The European Patent Office (EPO) has refused to grant a patent claim covering the manipulation of embryonic stem cells.

Claim 1, the claim under examination, reads:

A cell culture comprising primate embryonic stem cells which

(i) are capable of proliferation in vitro culture for over one year,

(ii) maintain a karyotype in which all chromosomes normally characteristic of the primate species are present and are not noticeably altered through culture for over one year,

(iii) maintain the potential to differentiate to derivatives of endoderm, mesoderm, and ectoderm tissues throughout the culture, and

(iv) are prevented from differentiating when cultured on a fibroblast feeder layer.

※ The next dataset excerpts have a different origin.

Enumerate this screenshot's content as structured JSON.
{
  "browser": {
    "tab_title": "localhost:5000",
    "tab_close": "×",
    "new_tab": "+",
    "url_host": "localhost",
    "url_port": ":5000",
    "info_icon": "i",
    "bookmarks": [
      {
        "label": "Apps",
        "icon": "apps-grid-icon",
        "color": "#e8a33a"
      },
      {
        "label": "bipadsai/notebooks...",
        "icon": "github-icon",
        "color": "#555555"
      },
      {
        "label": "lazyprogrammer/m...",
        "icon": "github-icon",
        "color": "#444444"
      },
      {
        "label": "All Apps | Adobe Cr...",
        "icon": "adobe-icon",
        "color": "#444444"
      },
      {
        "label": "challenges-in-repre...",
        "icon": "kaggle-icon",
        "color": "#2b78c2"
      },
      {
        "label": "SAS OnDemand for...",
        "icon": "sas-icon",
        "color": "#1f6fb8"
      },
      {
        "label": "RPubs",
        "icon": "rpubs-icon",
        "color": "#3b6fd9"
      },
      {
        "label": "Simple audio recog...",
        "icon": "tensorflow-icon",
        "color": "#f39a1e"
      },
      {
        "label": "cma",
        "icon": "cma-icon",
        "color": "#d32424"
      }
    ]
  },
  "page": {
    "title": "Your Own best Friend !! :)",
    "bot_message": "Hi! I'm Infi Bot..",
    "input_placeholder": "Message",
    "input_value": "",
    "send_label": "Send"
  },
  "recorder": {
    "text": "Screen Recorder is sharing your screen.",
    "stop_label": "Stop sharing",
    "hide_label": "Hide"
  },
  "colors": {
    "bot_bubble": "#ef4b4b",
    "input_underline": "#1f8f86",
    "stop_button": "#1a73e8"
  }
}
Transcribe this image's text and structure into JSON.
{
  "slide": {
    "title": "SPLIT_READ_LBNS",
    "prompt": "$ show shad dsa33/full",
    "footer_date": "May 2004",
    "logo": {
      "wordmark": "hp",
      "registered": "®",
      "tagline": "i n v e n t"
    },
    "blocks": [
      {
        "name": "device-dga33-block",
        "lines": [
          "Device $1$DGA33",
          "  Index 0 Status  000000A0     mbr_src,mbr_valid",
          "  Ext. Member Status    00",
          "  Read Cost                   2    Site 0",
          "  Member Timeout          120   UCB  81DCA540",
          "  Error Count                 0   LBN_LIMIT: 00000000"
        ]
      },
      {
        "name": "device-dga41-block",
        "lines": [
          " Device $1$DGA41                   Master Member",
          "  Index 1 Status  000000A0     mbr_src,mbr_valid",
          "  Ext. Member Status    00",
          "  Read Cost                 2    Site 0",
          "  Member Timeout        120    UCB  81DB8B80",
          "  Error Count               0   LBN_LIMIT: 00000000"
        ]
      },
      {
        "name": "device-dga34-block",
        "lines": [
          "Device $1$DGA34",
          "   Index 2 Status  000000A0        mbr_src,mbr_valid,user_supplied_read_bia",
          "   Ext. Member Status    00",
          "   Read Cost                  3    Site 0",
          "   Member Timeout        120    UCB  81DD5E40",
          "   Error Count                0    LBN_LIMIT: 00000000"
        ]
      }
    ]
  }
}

Rule 28 of the European Patent Convention (EPC) prohibits the granting of a patent relating to: (a) processes for cloning human beings; (b) processes for modifying the germ line genetic identity of human beings; (c) uses of human embryos for industrial or commercial purposes; and (d) processes for modifying the genetic identity of animals which are likely to cause them suffering without any substantial medical benefit to man or animal, and also animals resulting from such processes.

Here, the patent claim requires the destruction of human embryos. The EPC held that the use of human embryos for industrial or commercial purposes are excluded from patentability, while inventions for therapeutic or diagnostic purposes applied to the human embryo and useful to it is patentable.

Although the claim was not allowed, the EPC stated that this ruling does not relate to the patentability in general of inventions relating to human stem cells or human stem cells cultures. Instead this decisions holds unpatentable inventions concerning products (here: human stem cell cultures) which can only be obtained by destroying human embryos.

This decision is in direct contrast to American patent law which would likely allow such patent claims.